Monday, September 1, 2014

‘Overkill’: A 21st century term for inexcusable policing

  When fire hoses sent black bodies skidding and writhing along the sidewalks of Birmingham in 1963, a lot of white people, high and dry, nodded, "Well, if that's what it takes to keep the peace . . . "

  And so it goes, 51 years later: different police-tactic horrors, but the same nodding of the self-satisfied and oblivious.

  Here's what also remains the same: the construction of straw men to allow the unaffected to dismiss the grievances of the affected.

  When blacks marched in the South for basic human rights, the barkers of the status quo pointed to the influence of "agitators" like "known Communist" Martin Luther King Jr. Today, hear similar commentary aimed at Jesse Jackson and Al Sharpton.

  You know: "Those people" wouldn't have a grievance if people like King, and Jackson, and especially Sharpton, didn't show up to tell them they had one.

   Also: "Sharpton gets face time when a white cop kills an unarmed black teen. Where is he when blacks kill blacks in Chicago?" Jon Stewart made note of that throw-away claim, one being trotted out on Fox News; then he rolled tape of Sharpton in Chicago urging an end to that violence.

  What we are witnessing, whether in the robo-cop responses in Ferguson or those of the at-a-distance, "oh well" chorus, is the same mentality that objectifies those on society's margins. Black Americans couldn't possibly have grievances. Don't we have a black president and Affirmative Action?

  Yes, blacks have grievances, and too often they involve overzealous police.

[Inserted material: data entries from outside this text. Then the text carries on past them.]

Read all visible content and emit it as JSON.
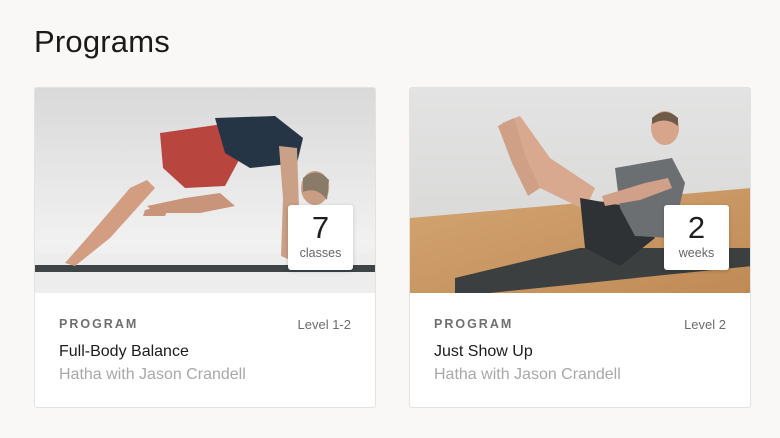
{
  "page": {
    "title": "Programs"
  },
  "programs": [
    {
      "kind_label": "PROGRAM",
      "level": "Level 1-2",
      "title": "Full-Body Balance",
      "subtitle": "Hatha with Jason Crandell",
      "count": "7",
      "count_unit": "classes"
    },
    {
      "kind_label": "PROGRAM",
      "level": "Level 2",
      "title": "Just Show Up",
      "subtitle": "Hatha with Jason Crandell",
      "count": "2",
      "count_unit": "weeks"
    }
  ],
  "colors": {
    "background": "#f9f8f7",
    "card": "#ffffff",
    "muted_text": "#a8a8a8",
    "label_text": "#6f6f6f"
  }
}
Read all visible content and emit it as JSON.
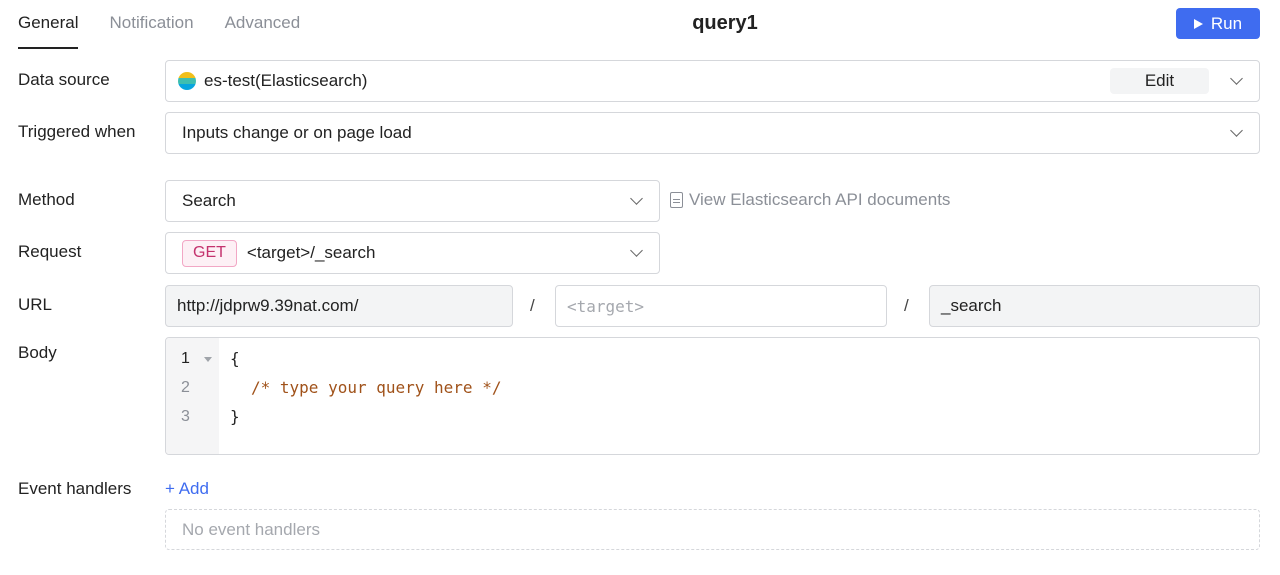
{
  "tabs": [
    {
      "label": "General"
    },
    {
      "label": "Notification"
    },
    {
      "label": "Advanced"
    }
  ],
  "query_name": "query1",
  "run_button": {
    "label": "Run",
    "color": "#3f6cf0"
  },
  "data_source": {
    "label": "Data source",
    "value": "es-test(Elasticsearch)",
    "edit_label": "Edit",
    "icon": "elasticsearch-logo"
  },
  "triggered_when": {
    "label": "Triggered when",
    "value": "Inputs change or on page load"
  },
  "method": {
    "label": "Method",
    "value": "Search",
    "doc_link": "View Elasticsearch API documents"
  },
  "request": {
    "label": "Request",
    "verb": "GET",
    "path": "<target>/_search"
  },
  "url": {
    "label": "URL",
    "base": "http://jdprw9.39nat.com/",
    "separator": "/",
    "target_placeholder": "<target>",
    "suffix": "_search"
  },
  "body": {
    "label": "Body",
    "line_numbers": [
      "1",
      "2",
      "3"
    ],
    "lines": [
      "{",
      "/* type your query here */",
      "}"
    ]
  },
  "event_handlers": {
    "label": "Event handlers",
    "add_label": "+ Add",
    "empty_text": "No event handlers"
  }
}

  Whether the situation is the offense known as "driving while black," or the tragedy in which an unarmed black youth dies at an officer's hands, black Americans cannot help but keep count.

  In Ferguson, Mo., we have a textbook example of how not to keep the peace – one that should cause observers to choose another term for that old standby, "police brutality." Try "police overkill."

  It's not just that an officer shot and killed Michael Brown. It's that when the situation called for calm and conciliation, the police became the 7th Cavalry.

  HBO's John Oliver made hay of the Ferguson cops dressed in military gear, replete with camouflage. Camo? "If they want to blend in with their surroundings, they should be dressed like a Dollar Store."

  It would have been a lot more efficient to sweep the street of protesters and "Guantanamize" them as enemy combatants.

  Overkill it was, whether the "combatants" were Ferguson residents or members of the media. In sum, the powers-that-be acted like rank amateurs instead of the professionals they are hired to be.

  Maybe the most irresponsible thing the Ferguson police did was release the video in which Brown appears to rip off some stogies in a convenience store. This the nation saw before ascertaining anything real about the situation that led to his death.

  This video, of course, is used by some to justify what happened to the young man. The video leaves little doubt that Brown broke the law. Then again, in this country's history, many a young black man faced the ultimate penalty -- hanging from a tree branch, in too many cases -- for a petty offense.

  Blown out of proportion by the media? Not a chance. What happened in Ferguson fully merits national inspection and introspection. One important consideration there and elsewhere: a scandalous paucity of minority police officers. Ferguson, a majority-black town, had only four black officers on a force of 50.

  "When trust is absent," writes Time magazine's David von Drehle, "It leaves a peculiar vacuum that feeds flames rather than starves them."

  Some law enforcement agencies arm themselves for war when they should be building trust instead. The result: police overkill.